2.3. Experimental Design and Procedures

Before use, the electrodes were soaked in HCl 5%v/v solution for 15 min to remove contaminants; after that, they were rinsed using the distilled water and then weighted [23]. The electrical current was varied to 2.5, 3 and 3.5 A (or the current densities of 39.31, 47.17 and 55.03 mA cm⁻², respectively) and the initial pH was adjusted to be 4.4, 5.0 and 7.0 through NaOH addition (technical grade). The EC was operated under a batch system for 8 h. During the process, the change of the voltage, temperature, pH and liquid level of the DSW in the reactor was recorded per 1 h. The scum produced on the surface of DSW was taken and then dried under temperature of 105–110 °C and weighted. Meanwhile, the solution sample was taken as much as 10–15 mL and then placed in reaction tubes for settling as long as 24 h. After settling, the volume of supernatant and sludge were recorded and then the former was taken for the COD analysis.

2.4. Analysis

The solution temperature and pH were measured by using a mercury temperature (range of 0–100 °C) and a digital pH meter, respectively. The analysis of COD was conducted through the open reflux and titration method of SNI 06-6989.15-2004 [14]. The COD removal efficiency was calculated using Equation (1).

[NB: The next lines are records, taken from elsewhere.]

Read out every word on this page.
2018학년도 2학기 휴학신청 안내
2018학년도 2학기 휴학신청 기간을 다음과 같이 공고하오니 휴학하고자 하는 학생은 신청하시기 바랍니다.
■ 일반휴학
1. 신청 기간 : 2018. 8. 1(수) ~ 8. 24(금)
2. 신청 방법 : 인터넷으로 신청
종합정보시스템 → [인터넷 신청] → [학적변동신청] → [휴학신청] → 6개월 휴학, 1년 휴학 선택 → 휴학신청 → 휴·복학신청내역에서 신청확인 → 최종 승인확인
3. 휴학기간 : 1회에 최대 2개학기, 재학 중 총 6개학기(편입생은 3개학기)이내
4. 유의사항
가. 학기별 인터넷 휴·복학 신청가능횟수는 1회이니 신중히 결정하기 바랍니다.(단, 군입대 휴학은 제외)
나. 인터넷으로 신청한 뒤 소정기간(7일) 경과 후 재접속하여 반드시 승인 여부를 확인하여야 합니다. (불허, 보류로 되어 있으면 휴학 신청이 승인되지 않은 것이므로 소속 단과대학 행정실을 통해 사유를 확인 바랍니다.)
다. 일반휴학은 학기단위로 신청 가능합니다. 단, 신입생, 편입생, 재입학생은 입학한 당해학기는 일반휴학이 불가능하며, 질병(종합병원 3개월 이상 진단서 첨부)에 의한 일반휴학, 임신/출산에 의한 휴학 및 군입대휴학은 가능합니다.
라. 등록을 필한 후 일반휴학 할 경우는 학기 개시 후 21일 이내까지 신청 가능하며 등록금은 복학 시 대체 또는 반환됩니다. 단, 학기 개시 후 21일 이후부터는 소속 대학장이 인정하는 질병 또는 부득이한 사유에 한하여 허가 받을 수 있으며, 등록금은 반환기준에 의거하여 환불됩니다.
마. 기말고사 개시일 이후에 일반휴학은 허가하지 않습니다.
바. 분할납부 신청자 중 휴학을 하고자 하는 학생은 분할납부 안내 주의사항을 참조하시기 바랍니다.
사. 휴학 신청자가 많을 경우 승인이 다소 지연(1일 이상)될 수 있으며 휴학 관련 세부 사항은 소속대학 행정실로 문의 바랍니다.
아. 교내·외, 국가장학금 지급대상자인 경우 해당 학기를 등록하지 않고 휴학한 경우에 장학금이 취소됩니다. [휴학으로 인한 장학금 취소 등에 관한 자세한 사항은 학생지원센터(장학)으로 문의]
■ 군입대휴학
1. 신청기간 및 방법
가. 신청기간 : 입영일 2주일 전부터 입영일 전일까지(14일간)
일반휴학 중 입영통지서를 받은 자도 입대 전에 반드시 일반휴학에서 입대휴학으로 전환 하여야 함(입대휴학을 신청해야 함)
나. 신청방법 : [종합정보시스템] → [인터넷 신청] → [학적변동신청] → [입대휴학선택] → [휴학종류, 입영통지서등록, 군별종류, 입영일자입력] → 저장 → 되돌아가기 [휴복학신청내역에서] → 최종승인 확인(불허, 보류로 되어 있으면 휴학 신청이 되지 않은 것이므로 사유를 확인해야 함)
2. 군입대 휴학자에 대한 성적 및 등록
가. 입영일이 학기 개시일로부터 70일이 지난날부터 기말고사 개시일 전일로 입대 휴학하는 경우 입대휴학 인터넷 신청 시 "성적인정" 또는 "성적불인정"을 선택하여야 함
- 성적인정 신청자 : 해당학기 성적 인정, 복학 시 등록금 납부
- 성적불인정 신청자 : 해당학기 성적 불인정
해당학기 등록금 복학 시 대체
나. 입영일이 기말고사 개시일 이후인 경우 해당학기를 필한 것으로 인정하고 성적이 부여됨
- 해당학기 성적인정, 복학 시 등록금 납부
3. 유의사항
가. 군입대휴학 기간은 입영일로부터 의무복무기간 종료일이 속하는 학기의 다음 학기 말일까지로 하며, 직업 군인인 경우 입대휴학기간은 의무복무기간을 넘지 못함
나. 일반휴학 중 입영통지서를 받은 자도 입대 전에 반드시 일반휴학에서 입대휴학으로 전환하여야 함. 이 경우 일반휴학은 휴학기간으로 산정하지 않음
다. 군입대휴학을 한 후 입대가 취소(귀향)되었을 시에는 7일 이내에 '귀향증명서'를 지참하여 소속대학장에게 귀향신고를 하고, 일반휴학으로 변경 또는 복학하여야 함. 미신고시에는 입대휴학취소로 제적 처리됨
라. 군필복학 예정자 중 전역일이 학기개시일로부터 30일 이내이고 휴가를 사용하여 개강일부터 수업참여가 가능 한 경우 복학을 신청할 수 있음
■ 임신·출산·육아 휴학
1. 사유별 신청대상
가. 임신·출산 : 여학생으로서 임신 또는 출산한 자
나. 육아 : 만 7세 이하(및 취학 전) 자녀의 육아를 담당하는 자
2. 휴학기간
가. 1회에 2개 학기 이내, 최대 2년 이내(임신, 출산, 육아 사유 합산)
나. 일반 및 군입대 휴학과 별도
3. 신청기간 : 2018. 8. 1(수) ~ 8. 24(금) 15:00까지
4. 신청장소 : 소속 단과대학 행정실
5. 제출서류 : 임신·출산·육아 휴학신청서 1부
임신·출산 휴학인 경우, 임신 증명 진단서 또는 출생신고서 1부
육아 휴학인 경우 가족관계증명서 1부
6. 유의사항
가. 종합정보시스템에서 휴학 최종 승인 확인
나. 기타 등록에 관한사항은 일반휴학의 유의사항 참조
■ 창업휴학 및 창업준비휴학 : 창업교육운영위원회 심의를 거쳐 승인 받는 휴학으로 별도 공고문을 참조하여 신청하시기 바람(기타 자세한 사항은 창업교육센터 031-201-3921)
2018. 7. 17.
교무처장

$$COD removal efficiency \left(\%\right) = \frac{Initial COD \left(g\right) - COD after EC\left(g\right)}{Initial COD \left(g\right)}\times 100\%$$

(1)

According to Syaichurrozi et al. [14], the sludge and scum are formed from flocs which result from adsorption of COD on coagulants (Fe(OH)₂). The coagulant resulted from electrolysis process. Therefore, the correlation between COD, coagulant, sludge and scum could be written using Equation (2) [14].

$$Sludge mass \left(g\right) + Scum mass \left(g\right) = removed COD mass \left(g\right) + removed Fe mass \left(g\right)$$

(2)

Because of the removed COD mass >>> removed Fe mass, for simplification, Equation (2) is rearranged to become Equations (3a,b).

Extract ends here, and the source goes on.